When I ask you how you feel about your life insurance, if you're like most you'll say, "I fee like we have enough. After all, I've got a million dollars worth."

And a MILLION DOLLARS seems like a LOT of money when it comes to life insurance. After all, you may recall that kid you knew in high school whose dad died one summer of a massive M.I. and his mom got a check for a million dollars. Suddenly THAT kid got a brand new, bright red sports car. Right?

One of the symptoms of residentia (that syndrome where you still view your entire life as though you were still a resident) is that a seven figure chieck seems like a lot of money.

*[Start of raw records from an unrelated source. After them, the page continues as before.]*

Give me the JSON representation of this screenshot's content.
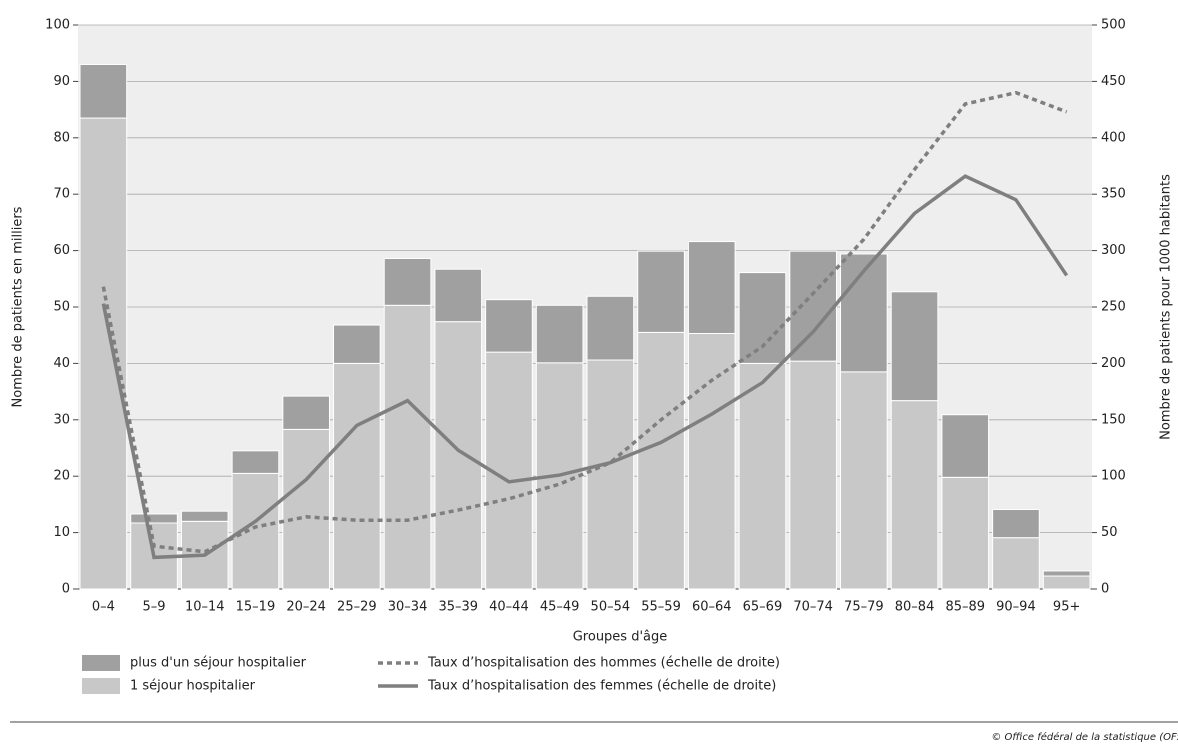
{
  "chart_data": {
    "type": "bar",
    "categories": [
      "0–4",
      "5–9",
      "10–14",
      "15–19",
      "20–24",
      "25–29",
      "30–34",
      "35–39",
      "40–44",
      "45–49",
      "50–54",
      "55–59",
      "60–64",
      "65–69",
      "70–74",
      "75–79",
      "80–84",
      "85–89",
      "90–94",
      "95+"
    ],
    "series": [
      {
        "name": "1 séjour hospitalier",
        "color": "#c8c8c8",
        "type": "bar",
        "values": [
          83.5,
          11.7,
          12,
          20.5,
          28.3,
          40,
          50.3,
          47.4,
          42,
          40.1,
          40.6,
          45.5,
          45.3,
          40,
          40.4,
          38.5,
          33.4,
          19.8,
          9.1,
          2.3
        ]
      },
      {
        "name": "plus d'un séjour hospitalier",
        "color": "#a0a0a0",
        "type": "bar",
        "values": [
          9.5,
          1.6,
          1.8,
          4,
          5.9,
          6.8,
          8.3,
          9.3,
          9.3,
          10.2,
          11.3,
          14.4,
          16.3,
          16.1,
          19.5,
          20.9,
          19.3,
          11.1,
          5,
          0.9
        ]
      },
      {
        "name": "Taux d’hospitalisation des hommes (échelle de droite)",
        "color": "#7f7f7f",
        "type": "line",
        "dashed": true,
        "axis": "y2",
        "values": [
          268,
          38,
          33,
          55,
          64,
          61,
          61,
          70,
          80,
          93,
          112,
          150,
          185,
          215,
          262,
          310,
          372,
          430,
          440,
          423
        ]
      },
      {
        "name": "Taux d’hospitalisation des femmes (échelle de droite)",
        "color": "#7f7f7f",
        "type": "line",
        "dashed": false,
        "axis": "y2",
        "values": [
          253,
          28,
          30,
          60,
          97,
          145,
          167,
          123,
          95,
          101,
          112,
          130,
          155,
          183,
          228,
          282,
          333,
          366,
          345,
          278
        ]
      }
    ],
    "stacked": true,
    "x_label": "Groupes d'âge",
    "y_label": "Nombre de patients en milliers",
    "y2_label": "Nombre de patients pour 1000 habitants",
    "ylim": [
      0,
      100
    ],
    "yticks": [
      0,
      10,
      20,
      30,
      40,
      50,
      60,
      70,
      80,
      90,
      100
    ],
    "y2lim": [
      0,
      500
    ],
    "y2ticks": [
      0,
      50,
      100,
      150,
      200,
      250,
      300,
      350,
      400,
      450,
      500
    ],
    "grid": true,
    "source": "© Office fédéral de la statistique (OFS)"
  }
}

So the Million Dollar Myth - the thought that a million dollars worth of life insurance is enough - persists to this very day.

OK, let's play a game. We'll call it the "Life After Life Insurance Game".

Here are the rules:

  1. You're dead. (No cheating, please.)
  2. Your spouse (husband or wife) cannot go back to work.
  3. They use the life insurance money you left them to cover the cost of the goals you promised to pay for while you were alive.

Ready? Let's play.

First comes the check for $1,000,000.00 dollars. Your family uses a chunk to pay off the house, of course, since this is the epicenter of financial security and family stability. If you're like many of the doctors I serve, that's about $500,000, but could be as little as $300,000. So let's call it $400K.

Next, they sock away some money for college. If two kids attend Ivy League, you're looking at $50,000 per year, times four years, times two kids (and I've seen families with five kids, so we're being conservative here). That's $400,000 today, and if they invest well, it might grow fast enough to keep up with college inflation.

So, it looks like your family wins, right? The house is paid off, your kids are going to school, and they've still got $200K left, right?

Do I smell "sports car"?

Probably not. Remember Rule #2? Your spouse is not going back to work. So how will they support themselves during the years before THEIR retirement, and AFTER their retirement?

If your family spends $5,000 a month, then $200K will last about three years. Most physician families I know spend about $10,000 per month, so that means the money will last only a year or two.

Given some modest assumptions, it would take about two or three million MORE dollars to build a fund large enough to supply an after-tax income of $7500 to $10,000 per month for life.

Which brings us to the truth behind the myth: most doctors are underinsured for life insurance simply because there's not enough "death benefit" (grizzly words, I know) to support their survivors' way of life.

If you don't like the thought of paying the premium for four or five million dollars worth of life insurance, I hear you. Just remember that you may be able to reduce the amount of coverage you have as the years roll on, and your need for insurance decreases as your savings accounts grow.